Jorja Smith, Laura Mvula and UB40 will be among the acts performing at Monday’s Commonwealth Games Closing Ceremony, which will also include a nod to hit TV show Peaky Blinders.
The ceremony in Birmingham, which celebrates the West Midlands’ musical heritage, marks the end of 11 days of sporting action which saw 4,500 Commonwealth athletes compete in 19 sports and eight parasports.
Other acts performing at the Alexander Stadium event include Beverley Knight, Dexys Midnight Runners, Goldie and Musical Youth, best known for their 1982 hit Pass the Dutchie.
Acknowledging the cultural impact of Peaky Blinders – one of Birmingham’s biggest exports of the last decade – there will be a sequence from the theater show Peaky Blinders: The Redemption of Thomas Shelby, which has its world premiere in the city next month.
British singer Mvula will give a special performance of a newly commissioned track inspired by Nick Cave & the Bad Seeds’ song Red Right Hand, which will be used as the TV series’ theme song.
Birmingham Games chief creative officer Martin Green said they wanted to put together a “spectacular” line-up of global artists from the West Midlands for an “exhilarating musical production” to close out the sporting event.
“The medley of quality performances will celebrate the vibrant energy and cultural heritage of this incredible city as we bring these spectacular home games to a fitting conclusion,” he added.
Boris Johnson said the games were a “shining example” of the power of sport in “strengthening the bonds between our unique partnership of Commonwealth nations”.
The Prime Minister hailed Birmingham as “a fantastic first-time host” and “cementing the UK’s well-deserved reputation as the host of major sporting events on the global stage”.
He also thanked the volunteers, the spectators and the athletes for making the Games “the best yet”.
Johnson added that the success of Birmingham 2022 “will not only be measured by medals won or records broken, but also by the number of people who are inspired to play sport, and who do so thanks to this government’s massive investment in grassroots sport will be able to do sport in recent years”.

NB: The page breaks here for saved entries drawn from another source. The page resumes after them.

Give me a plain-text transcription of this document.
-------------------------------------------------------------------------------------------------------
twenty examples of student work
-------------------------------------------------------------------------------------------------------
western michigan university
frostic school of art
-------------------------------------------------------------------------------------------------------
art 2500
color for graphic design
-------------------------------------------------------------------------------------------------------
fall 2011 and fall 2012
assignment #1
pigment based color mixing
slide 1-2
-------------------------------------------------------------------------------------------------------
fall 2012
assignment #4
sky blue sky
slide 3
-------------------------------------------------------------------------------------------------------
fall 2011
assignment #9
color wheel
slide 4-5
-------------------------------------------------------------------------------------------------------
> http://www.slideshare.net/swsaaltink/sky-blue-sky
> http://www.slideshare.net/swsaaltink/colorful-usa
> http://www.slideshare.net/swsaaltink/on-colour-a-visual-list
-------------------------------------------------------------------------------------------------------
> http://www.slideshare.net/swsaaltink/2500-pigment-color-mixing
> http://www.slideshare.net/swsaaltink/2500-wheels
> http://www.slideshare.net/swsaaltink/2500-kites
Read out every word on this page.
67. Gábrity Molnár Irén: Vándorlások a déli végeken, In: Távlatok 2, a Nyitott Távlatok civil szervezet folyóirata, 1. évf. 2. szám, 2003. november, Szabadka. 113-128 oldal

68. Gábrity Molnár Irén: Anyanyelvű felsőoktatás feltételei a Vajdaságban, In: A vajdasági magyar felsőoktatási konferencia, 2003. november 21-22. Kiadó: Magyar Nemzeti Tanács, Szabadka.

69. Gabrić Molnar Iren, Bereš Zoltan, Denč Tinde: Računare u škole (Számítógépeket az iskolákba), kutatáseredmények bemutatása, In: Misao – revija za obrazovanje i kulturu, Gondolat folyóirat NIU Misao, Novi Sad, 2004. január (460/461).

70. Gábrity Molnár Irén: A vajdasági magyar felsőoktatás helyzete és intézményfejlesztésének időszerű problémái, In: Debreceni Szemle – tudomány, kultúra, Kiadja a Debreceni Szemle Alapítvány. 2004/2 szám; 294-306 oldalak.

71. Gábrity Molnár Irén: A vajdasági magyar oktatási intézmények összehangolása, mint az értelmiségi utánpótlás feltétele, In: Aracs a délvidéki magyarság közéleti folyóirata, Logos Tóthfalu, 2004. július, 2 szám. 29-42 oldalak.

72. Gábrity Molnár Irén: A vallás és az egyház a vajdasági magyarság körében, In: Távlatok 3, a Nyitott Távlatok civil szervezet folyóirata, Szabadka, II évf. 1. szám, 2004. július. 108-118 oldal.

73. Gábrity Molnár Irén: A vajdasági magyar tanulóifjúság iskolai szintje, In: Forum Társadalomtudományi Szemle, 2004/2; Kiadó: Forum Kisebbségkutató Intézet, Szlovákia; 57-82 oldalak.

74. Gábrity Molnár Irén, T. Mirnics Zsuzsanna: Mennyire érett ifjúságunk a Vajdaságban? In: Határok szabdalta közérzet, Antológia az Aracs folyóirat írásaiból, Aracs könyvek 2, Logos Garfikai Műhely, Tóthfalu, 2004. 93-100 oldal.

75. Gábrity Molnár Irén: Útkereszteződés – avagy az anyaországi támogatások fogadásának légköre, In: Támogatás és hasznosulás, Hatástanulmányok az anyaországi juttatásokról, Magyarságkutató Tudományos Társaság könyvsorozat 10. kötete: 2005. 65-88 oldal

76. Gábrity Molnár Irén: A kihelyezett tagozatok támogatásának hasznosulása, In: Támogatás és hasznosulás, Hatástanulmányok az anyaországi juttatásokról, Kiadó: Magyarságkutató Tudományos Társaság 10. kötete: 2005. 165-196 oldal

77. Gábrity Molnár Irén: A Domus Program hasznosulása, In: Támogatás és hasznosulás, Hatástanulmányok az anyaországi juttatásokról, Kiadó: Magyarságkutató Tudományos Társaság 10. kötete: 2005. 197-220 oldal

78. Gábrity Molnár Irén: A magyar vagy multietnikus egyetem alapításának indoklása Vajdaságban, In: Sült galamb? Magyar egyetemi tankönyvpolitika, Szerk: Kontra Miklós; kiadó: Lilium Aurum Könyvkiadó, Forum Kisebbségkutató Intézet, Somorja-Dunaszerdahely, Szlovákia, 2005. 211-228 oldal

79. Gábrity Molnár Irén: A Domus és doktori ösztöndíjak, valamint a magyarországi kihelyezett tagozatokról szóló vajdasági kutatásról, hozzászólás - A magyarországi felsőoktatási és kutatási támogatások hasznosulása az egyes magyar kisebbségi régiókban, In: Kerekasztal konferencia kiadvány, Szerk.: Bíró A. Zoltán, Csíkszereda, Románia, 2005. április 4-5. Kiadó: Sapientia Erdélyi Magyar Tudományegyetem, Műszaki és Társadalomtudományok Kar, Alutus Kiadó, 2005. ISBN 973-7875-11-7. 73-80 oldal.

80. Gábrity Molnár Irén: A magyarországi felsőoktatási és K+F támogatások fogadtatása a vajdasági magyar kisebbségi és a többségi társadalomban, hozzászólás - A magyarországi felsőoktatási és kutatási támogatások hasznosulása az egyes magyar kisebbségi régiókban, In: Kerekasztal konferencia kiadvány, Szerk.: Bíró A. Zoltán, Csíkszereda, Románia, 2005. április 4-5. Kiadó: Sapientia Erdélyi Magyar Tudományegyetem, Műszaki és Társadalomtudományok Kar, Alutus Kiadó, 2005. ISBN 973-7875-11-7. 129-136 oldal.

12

He said the West Midlands would “reap the rewards of the enduring economic legacy” of the Games, which he added would “boost trade, jobs and growth across the region for a generation to come”.
The closing ceremony, which will be broadcast on BBC One and BBC iPlayer at 8pm, will include a formal handover to Australia’s state of Victoria, which is hosting the 2026 Commonwealth Games.